Monday, 17 September 2007
This is not a time for dreaming...
...is the name of a video we saw this summer at the Beaubourg. It's on the lower of the two floors, halfway down on the left and was made by Pierre Huyghe, an artist I've never come across before. I always find videos in galleries difficult because of the way they impose their time scale on you; they won't let you dawdle or speed past them after a cursory glance They have the advantage and disadvantage of narrative, or narrative potential. But this one captured and held me. It re-enacts Le Corbusier's experiences at Harvard (which must have been dreadful if this work is anything to go by) and uses string puppets. There are so many ways in which the work delights: the technical skill of the puppeteer, the emblematic yet personalised nature of the puppets, the teasing way in which it satisfies and fails to satisfy our search for narrative as it veers from one kind of representation to another, from (puppet) naturalism to symbol and archetype.

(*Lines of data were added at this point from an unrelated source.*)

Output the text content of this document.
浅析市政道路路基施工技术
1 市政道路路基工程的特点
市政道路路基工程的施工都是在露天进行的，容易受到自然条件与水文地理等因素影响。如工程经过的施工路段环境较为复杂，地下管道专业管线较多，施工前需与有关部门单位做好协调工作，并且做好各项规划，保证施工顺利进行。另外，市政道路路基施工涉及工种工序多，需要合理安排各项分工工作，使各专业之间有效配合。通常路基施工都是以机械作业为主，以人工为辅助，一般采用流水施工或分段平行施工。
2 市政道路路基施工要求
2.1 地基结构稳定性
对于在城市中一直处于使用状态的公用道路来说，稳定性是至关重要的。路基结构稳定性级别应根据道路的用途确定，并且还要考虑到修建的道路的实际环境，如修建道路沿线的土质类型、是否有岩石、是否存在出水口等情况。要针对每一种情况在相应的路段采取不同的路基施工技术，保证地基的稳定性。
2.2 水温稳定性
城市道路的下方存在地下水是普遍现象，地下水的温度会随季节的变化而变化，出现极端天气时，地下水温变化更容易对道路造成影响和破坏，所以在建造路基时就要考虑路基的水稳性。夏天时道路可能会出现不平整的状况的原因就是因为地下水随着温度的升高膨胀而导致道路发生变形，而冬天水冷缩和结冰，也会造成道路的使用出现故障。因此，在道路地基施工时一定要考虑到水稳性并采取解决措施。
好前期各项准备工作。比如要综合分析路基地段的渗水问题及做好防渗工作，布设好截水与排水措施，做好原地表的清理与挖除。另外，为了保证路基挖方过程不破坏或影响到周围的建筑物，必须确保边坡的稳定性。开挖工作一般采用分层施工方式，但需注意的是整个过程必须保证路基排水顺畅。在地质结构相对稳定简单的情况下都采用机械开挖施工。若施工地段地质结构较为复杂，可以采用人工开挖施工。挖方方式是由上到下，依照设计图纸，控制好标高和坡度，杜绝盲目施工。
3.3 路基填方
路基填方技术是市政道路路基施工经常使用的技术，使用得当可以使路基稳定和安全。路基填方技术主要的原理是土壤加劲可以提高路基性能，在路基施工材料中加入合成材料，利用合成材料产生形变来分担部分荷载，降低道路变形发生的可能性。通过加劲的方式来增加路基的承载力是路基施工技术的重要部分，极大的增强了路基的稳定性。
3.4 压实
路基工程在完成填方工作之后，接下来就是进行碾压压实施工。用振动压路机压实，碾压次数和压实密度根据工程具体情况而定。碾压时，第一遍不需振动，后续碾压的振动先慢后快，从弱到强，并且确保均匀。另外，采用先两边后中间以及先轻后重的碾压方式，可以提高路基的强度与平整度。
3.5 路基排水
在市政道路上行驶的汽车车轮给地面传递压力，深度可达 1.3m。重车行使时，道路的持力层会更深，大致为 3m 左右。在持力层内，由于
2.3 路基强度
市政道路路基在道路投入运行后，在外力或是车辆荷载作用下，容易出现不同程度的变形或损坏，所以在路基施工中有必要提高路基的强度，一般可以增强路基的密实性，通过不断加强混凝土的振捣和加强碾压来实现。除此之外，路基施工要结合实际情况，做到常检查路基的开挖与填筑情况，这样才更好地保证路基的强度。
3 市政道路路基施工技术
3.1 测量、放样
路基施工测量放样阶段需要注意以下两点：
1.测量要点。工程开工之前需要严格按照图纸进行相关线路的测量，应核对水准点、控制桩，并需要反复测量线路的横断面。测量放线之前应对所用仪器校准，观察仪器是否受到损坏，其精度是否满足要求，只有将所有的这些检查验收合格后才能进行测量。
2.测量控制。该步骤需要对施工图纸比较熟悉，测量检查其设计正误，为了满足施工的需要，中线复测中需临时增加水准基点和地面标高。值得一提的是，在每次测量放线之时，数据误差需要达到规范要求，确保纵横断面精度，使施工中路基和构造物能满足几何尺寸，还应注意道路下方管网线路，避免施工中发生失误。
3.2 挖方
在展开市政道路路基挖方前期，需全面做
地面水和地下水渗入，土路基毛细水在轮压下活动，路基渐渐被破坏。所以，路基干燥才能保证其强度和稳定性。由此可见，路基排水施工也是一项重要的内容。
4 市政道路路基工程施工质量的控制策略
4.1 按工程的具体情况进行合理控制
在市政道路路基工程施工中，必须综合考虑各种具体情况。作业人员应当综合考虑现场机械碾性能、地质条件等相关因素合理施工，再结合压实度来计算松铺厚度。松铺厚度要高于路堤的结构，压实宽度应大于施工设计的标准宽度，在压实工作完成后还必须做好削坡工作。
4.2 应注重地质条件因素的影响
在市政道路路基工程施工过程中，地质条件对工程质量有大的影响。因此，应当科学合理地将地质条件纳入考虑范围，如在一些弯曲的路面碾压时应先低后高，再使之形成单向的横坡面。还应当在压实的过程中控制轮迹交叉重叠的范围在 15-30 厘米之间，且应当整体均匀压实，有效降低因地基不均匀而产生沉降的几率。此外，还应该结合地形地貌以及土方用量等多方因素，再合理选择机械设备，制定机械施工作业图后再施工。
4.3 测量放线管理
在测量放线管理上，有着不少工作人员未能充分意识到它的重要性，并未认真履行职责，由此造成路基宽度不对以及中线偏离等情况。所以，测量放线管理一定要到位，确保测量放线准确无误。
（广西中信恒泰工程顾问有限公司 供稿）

If I remember correctly, Harvard is represented as an enormous malevolent black bird stalking across the stage. At one point the puppets manipulate their own puppets. There are moments of great lyricism as what seems to be an ecological undercurrent finds expression in the growth of a tree. I don't have any photographs of it to show you (obviously), so you'll have to go and see it yourself. You won't regret it.